Hearts and Bones
A Retrospective of Tom Chambers' Photomontage Art
Ethereal and surreal, Tom Chambers’s photomontages “tell unfinished stories” about childhoods in flux, gasping ecologies, and unfinished fantasies.
From his childhood encounters with the Wyeths and a tour in Vietnam, Chambers moved into digital storytelling. His technique involves amalgamating different photographs into a phantasmagorical whole, as he reveals in a late deconstruction of Black Dog’s Retreat.
His vibrant single final frames twist storybook notions into spectral scenes—in which rowboats are moored in fallow fields, their occupants waiting for the tides to turn, or in which girls in gowns twist up in lights, read to fawns, or offer themselves up to the sky. Animal life is ever-present: communing with the young, pushing on through damaged landscapes, and—at times, it seems—waiting to take over.
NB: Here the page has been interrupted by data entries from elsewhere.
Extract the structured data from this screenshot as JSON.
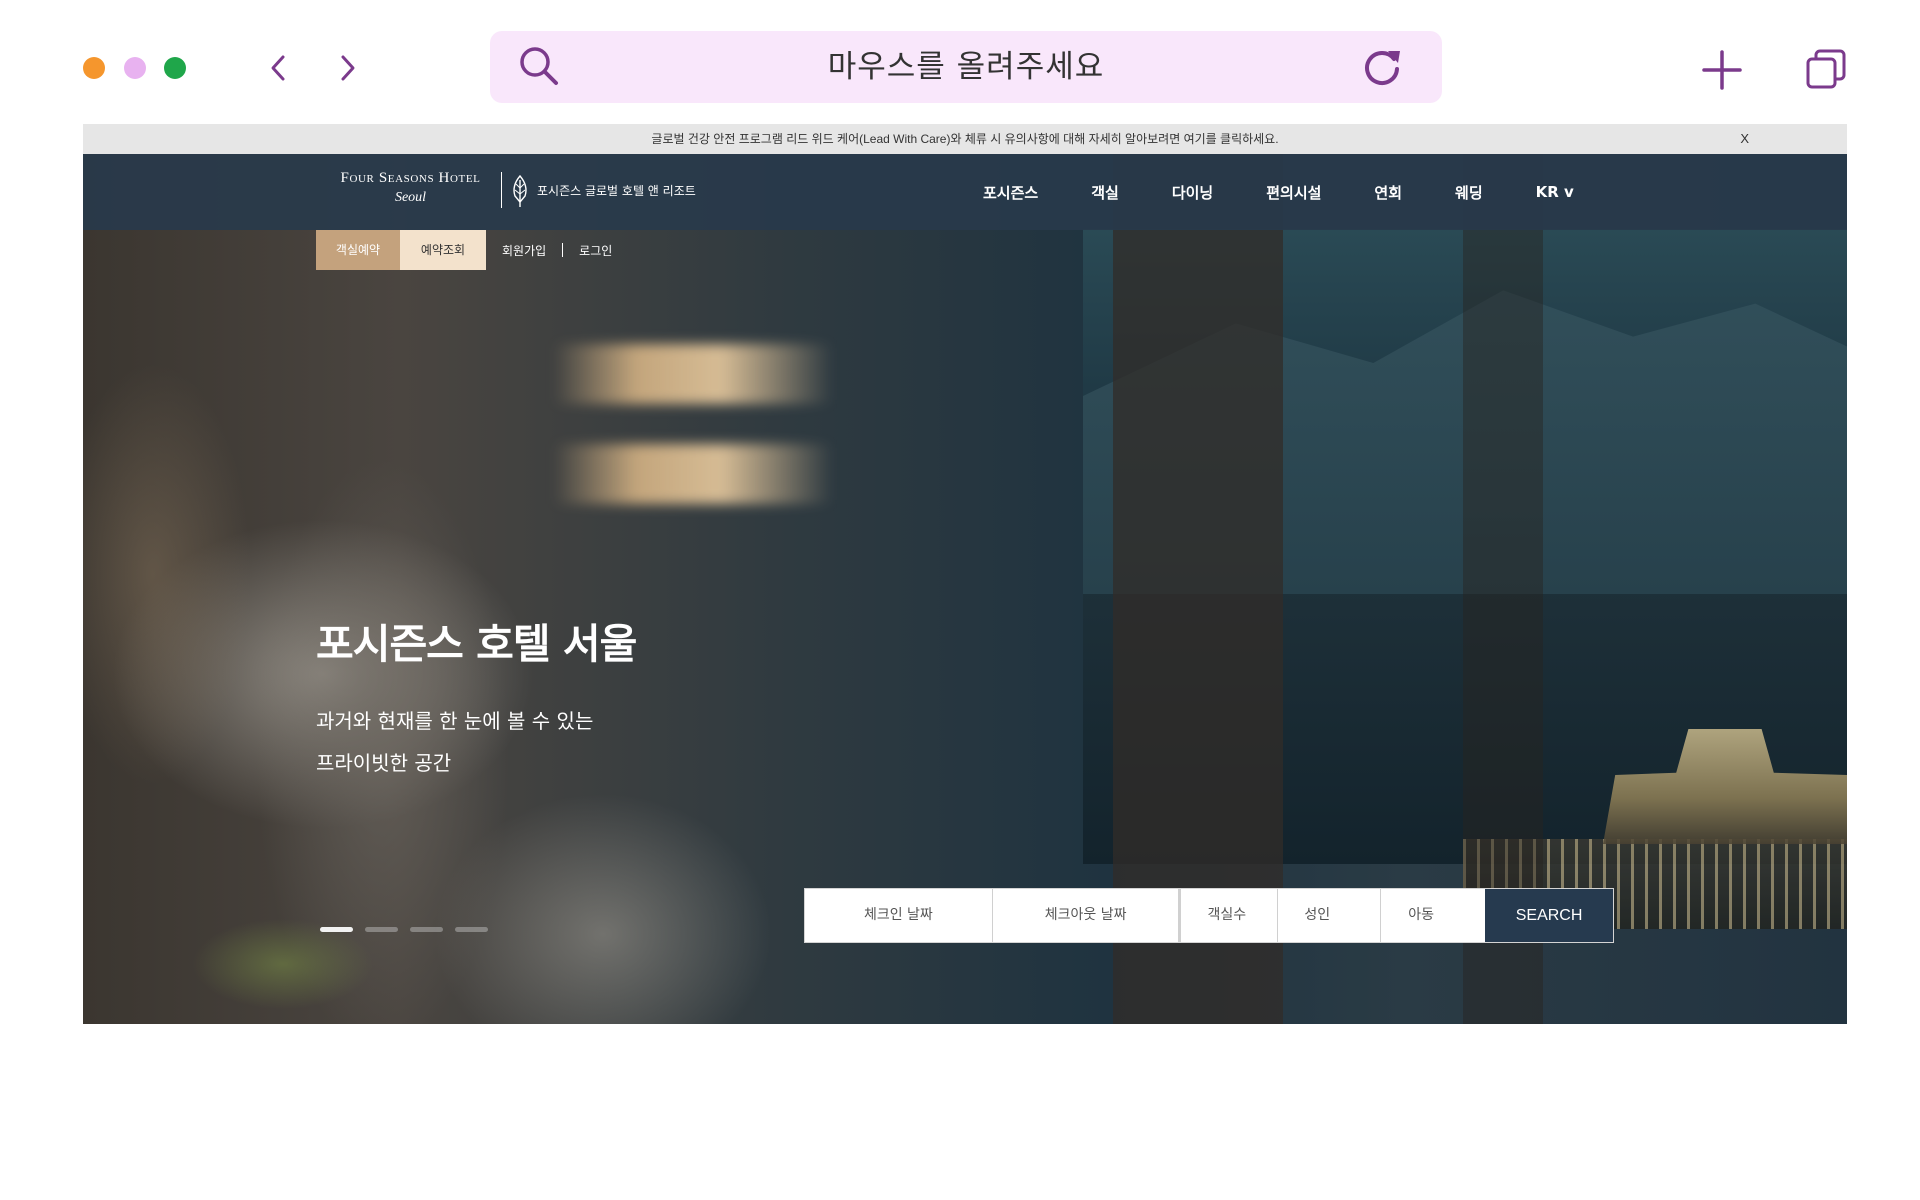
{
  "browser": {
    "address_text": "마우스를 올려주세요",
    "window_dots": [
      "#f5962d",
      "#e8b2f0",
      "#1fa64a"
    ],
    "accent": "#7b3a8c",
    "urlbar_bg": "#f9e7fb",
    "icons": [
      "back-icon",
      "forward-icon",
      "search-icon",
      "reload-icon",
      "new-tab-icon",
      "tabs-icon"
    ]
  },
  "notice": {
    "text": "글로벌 건강 안전 프로그램 리드 위드 케어(Lead With Care)와 체류 시 유의사항에 대해 자세히 알아보려면 여기를 클릭하세요.",
    "close_label": "X"
  },
  "header": {
    "logo_brand": "Four Seasons Hotel",
    "logo_city": "Seoul",
    "logo_sub": "포시즌스 글로벌 호텔 앤 리조트",
    "nav": [
      "포시즌스",
      "객실",
      "다이닝",
      "편의시설",
      "연회",
      "웨딩",
      "KR v"
    ],
    "bg": "#283a4b"
  },
  "subnav": {
    "book_label": "객실예약",
    "lookup_label": "예약조회",
    "signup_label": "회원가입",
    "login_label": "로그인",
    "book_bg": "#c4a27d",
    "lookup_bg": "#f3e2cc"
  },
  "hero": {
    "title": "포시즌스 호텔 서울",
    "desc_line1": "과거와 현재를 한 눈에 볼 수 있는",
    "desc_line2": "프라이빗한 공간",
    "slides_total": 4,
    "slide_active": 1
  },
  "booking": {
    "checkin_placeholder": "체크인 날짜",
    "checkout_placeholder": "체크아웃 날짜",
    "rooms_label": "객실수",
    "adults_label": "성인",
    "children_label": "아동",
    "search_label": "SEARCH",
    "search_bg": "#263a4f"
  }
}
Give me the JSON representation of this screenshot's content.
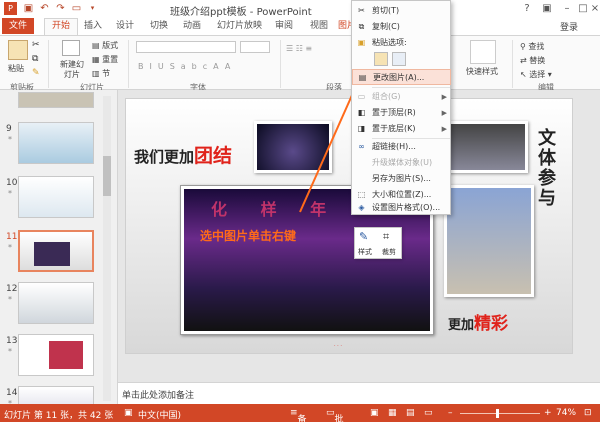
{
  "title_bar": {
    "title": "班级介绍ppt模板 - PowerPoint",
    "help": "?"
  },
  "tabs": {
    "file": "文件",
    "home": "开始",
    "insert": "插入",
    "design": "设计",
    "transitions": "切换",
    "animations": "动画",
    "slideshow": "幻灯片放映",
    "review": "审阅",
    "view": "视图",
    "picture": "图片",
    "login": "登录"
  },
  "ribbon": {
    "paste": "粘贴",
    "new_slide": "新建幻灯片",
    "layout": "版式",
    "reset": "重置",
    "section": "节",
    "quick_styles": "快速样式",
    "find": "查找",
    "replace": "替换",
    "select": "选择",
    "groups": {
      "clipboard": "剪贴板",
      "slides": "幻灯片",
      "font": "字体",
      "paragraph": "段落",
      "editing": "编辑"
    }
  },
  "thumbnails": [
    {
      "num": "9",
      "star": "*"
    },
    {
      "num": "10",
      "star": "*"
    },
    {
      "num": "11",
      "star": "*"
    },
    {
      "num": "12",
      "star": "*"
    },
    {
      "num": "13",
      "star": "*"
    },
    {
      "num": "14",
      "star": "*"
    }
  ],
  "slide": {
    "text1_a": "我们更加",
    "text1_b": "团结",
    "vertical": "文体参与",
    "text2_a": "更加",
    "text2_b": "精彩",
    "banner": "化 样 年",
    "annotation": "选中图片单击右键",
    "footer_mark": "· · ·"
  },
  "mini_toolbar": {
    "style": "样式",
    "crop": "裁剪"
  },
  "context_menu": {
    "cut": "剪切(T)",
    "copy": "复制(C)",
    "paste_options": "粘贴选项:",
    "change_picture": "更改图片(A)...",
    "group": "组合(G)",
    "bring_front": "置于顶层(R)",
    "send_back": "置于底层(K)",
    "hyperlink": "超链接(H)...",
    "upgrade_media": "升级媒体对象(U)",
    "save_as_picture": "另存为图片(S)...",
    "size_position": "大小和位置(Z)...",
    "format_picture": "设置图片格式(O)..."
  },
  "notes": {
    "placeholder": "单击此处添加备注"
  },
  "status": {
    "slide_info": "幻灯片 第 11 张，共 42 张",
    "language": "中文(中国)",
    "notes": "备注",
    "comments": "批注",
    "zoom": "74%"
  },
  "colors": {
    "accent": "#d24726",
    "highlight_red": "#e0231b"
  }
}
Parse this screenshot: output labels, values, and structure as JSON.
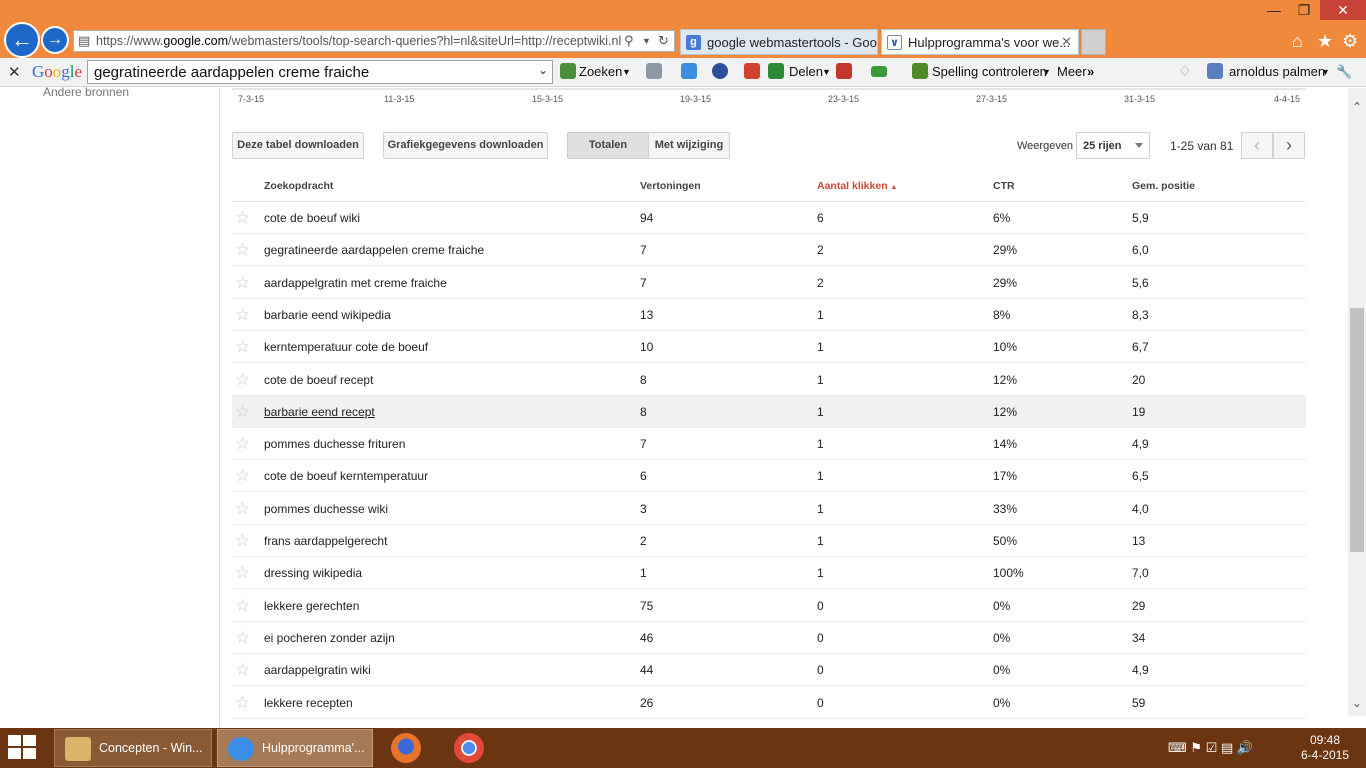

The Icelandic series To The Edge pairs stark and icy landscapes with images of children and beasts interacting, lines of poetry floating around them; in Winged Shepherd, a boy takes flight over a grown-over lava field with the help of constructed wings. Accidents Will Happen evokes Goldilocks as a bear strides into a parlor where a girl huddles, drinking tea, and Foggy River recalls Ophelia’s watery end. Religious trinkets and hints of the paranormal add a wraith-like element. These are images worth puzzling through, whose lovely, otherworldly suggestions promise to bleed past their edges and into your dreams.